As the movement to end marijuana prohibition continues to steamroll its way through the United States, a formerly bitter rival may be softening its stance. The National Institute on Drug Abuse, a government agency tasked with researching and combatting drug abuse, has offered a subtle change to the language on its page dedicated to marijuana.
On their website, drugabuse.gov, in the language under “How Might Cannabinoids Be Useful As Medicine,” they have noted:
“For instance, recent animal studies have shown that marijuana extracts may help kill certain cancer cells and reduce the size of others. Evidence from one cell culture study suggests that purified extracts from whole-plant marijuana can slow the growth of cancer cells from one of the most serious types of brain tumors. Research in mice showed that treatment with purified extracts of THC and CBD, when used with radiation, increased the cancer-killing effects of the radiation (Scott, 2014).”
Viewed on archive.org’s Wayback Machine, the agency’s former stance is much less positive. For example, a section visible last month titled “Misperceptions of Safety”—including a chart that the agency says “could indicate that use of marijuana could begin to rise again in future years” based on a poll of high schoolers’ views of marijuana—has been deleted.
Still, NIDA spokesperson Kathryn Kaplan says any changes to the fact sheet don’t necessarily reflect a policy shift.
“NIDA periodically updates its fact sheets to reflect the most current research. The excerpt you referenced was from a study that was published in 2014 and we found it to be relevant information that was worth including on a recent update. The study was funded by a research grant awarded to W.M. Liu from GW Pharmaceuticals Ltd., Salisbury, United Kingdom,” Kaplan wrote to The Daily Beast.
“This is not a shift in language or stance, but rather part of NIDA’s effort to provide the most up to date information and research to the public.”
Even so, any softening of approach to cannabis is notable in an agency with a director, Nora D. Volkow, MD, who has been outspoken on what she perceives to be the inherent dangers of cannabis, speaking out against it everywhere from dispatches on the NIDA site, published works in the National Academy of Sciences and New England Journal of Medicine, and even a feature in National Geographic.

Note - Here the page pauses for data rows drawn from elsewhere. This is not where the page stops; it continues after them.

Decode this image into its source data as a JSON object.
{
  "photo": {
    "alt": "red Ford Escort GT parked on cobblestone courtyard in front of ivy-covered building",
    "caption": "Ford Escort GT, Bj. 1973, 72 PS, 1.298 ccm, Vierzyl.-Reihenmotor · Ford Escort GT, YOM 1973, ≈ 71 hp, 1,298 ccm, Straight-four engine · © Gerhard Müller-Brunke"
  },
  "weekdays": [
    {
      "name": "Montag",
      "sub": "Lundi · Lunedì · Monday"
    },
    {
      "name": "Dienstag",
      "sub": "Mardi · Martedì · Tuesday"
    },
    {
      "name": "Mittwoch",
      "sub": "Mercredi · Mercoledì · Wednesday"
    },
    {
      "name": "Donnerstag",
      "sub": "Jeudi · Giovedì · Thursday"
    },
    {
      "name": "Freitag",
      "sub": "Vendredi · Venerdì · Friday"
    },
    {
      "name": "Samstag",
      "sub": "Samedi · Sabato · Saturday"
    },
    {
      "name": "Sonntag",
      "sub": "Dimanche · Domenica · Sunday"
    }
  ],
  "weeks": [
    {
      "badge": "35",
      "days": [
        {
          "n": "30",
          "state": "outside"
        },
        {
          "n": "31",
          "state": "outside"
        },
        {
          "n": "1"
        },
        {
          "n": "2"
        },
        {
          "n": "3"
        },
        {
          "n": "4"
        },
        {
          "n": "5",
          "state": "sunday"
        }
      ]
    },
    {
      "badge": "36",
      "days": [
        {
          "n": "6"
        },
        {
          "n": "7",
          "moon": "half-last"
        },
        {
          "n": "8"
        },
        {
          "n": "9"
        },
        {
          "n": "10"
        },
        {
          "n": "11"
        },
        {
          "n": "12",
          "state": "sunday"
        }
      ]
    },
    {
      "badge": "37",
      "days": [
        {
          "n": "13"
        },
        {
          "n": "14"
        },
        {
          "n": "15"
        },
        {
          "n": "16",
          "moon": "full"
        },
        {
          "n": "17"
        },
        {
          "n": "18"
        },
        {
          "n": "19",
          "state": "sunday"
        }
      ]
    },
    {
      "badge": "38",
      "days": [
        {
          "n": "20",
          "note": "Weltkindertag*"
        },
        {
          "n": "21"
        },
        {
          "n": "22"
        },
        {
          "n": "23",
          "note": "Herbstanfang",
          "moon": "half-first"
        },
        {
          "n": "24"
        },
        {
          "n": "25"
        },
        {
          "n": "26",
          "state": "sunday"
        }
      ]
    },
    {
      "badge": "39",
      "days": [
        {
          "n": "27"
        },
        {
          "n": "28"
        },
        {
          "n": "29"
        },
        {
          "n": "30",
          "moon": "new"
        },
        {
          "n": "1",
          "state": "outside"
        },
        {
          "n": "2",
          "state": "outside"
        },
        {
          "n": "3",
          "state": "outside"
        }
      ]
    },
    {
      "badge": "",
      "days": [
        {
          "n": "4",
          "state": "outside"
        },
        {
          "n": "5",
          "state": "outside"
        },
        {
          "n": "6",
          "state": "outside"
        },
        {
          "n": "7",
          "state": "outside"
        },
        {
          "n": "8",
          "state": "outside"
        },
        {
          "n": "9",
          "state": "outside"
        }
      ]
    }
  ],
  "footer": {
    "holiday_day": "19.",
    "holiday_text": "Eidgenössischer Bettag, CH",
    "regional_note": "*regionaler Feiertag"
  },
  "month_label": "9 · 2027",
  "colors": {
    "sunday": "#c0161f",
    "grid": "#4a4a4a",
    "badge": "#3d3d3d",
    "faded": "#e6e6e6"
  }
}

Although the shift happened within the last couple of weeks, the exact date of the change is unclear.
The swap comes the same week as the Drug Enforcement Administration and the National Institute of Health placed an order for $69 million worth of legally cultivated weed from the University of Mississippi for analysis and research. Ole Miss has been the single official weed supplier to the United States government since 1968, and they are kicking up production to 30,000 cannabis plants both indoors and “on approximately 12 acres” outdoors. The contract mandates that the crop remain under tight video monitored security, and the finished product, “research grade cannabis,” would be “extracted” with research conducted on both the THC and CBD compounds.
They are also required to undergo the “manufacturing of cGMP (current Good Manufacturing Standards)-grade cannabis cigarettes.” This means that, right now, there may be scientists in a well lit room rolling joint after joint of high-grade government reefer, with the direct blessing of the federal government.
Last week, DEA Administrator Michele Leonhart signed a proposal to increase federal marijuana cultivation amounts from its “previously established 2015 quota” of 275 pounds to 882 pounds, citing “that research and product development involving cannabidiol, is increasing beyond that previously anticipated.”
Basically, the feds have a supply-and-demand problem for their pot because of “ongoing and anticipated research efforts involving marijuana.” And they’re buying it all at a staggering rate—based on the $69 million in funding—of $78,231 a pound. Ironically, the current dispensary full retail rate for a pound of high-grade, lab-tested marijuana would be $6,400.
Twenty-three states have laws allowing the medical use of cannabis, with four states—Oregon, Washington, Colorado, and Alaska—legalizing it completely, and 18 have decriminalized small amounts. More states are set to vote on legalization measures this year.
In January, the American Academy of Pediatrics urged lawmakers to reschedule pot as a less dangerous drug in order to make it more readily available for research purposes. Currently, it is classified Schedule 1 alongside LSD and Ecstasy by the DEA, which means it has “no currently accepted medical use in the United States.” This shift in language (or additional language, depending on your perspective) on the NIDA’s website seems to counter the DEA’s view of marijuana, and may herald a sea change in the way our government approaches pot.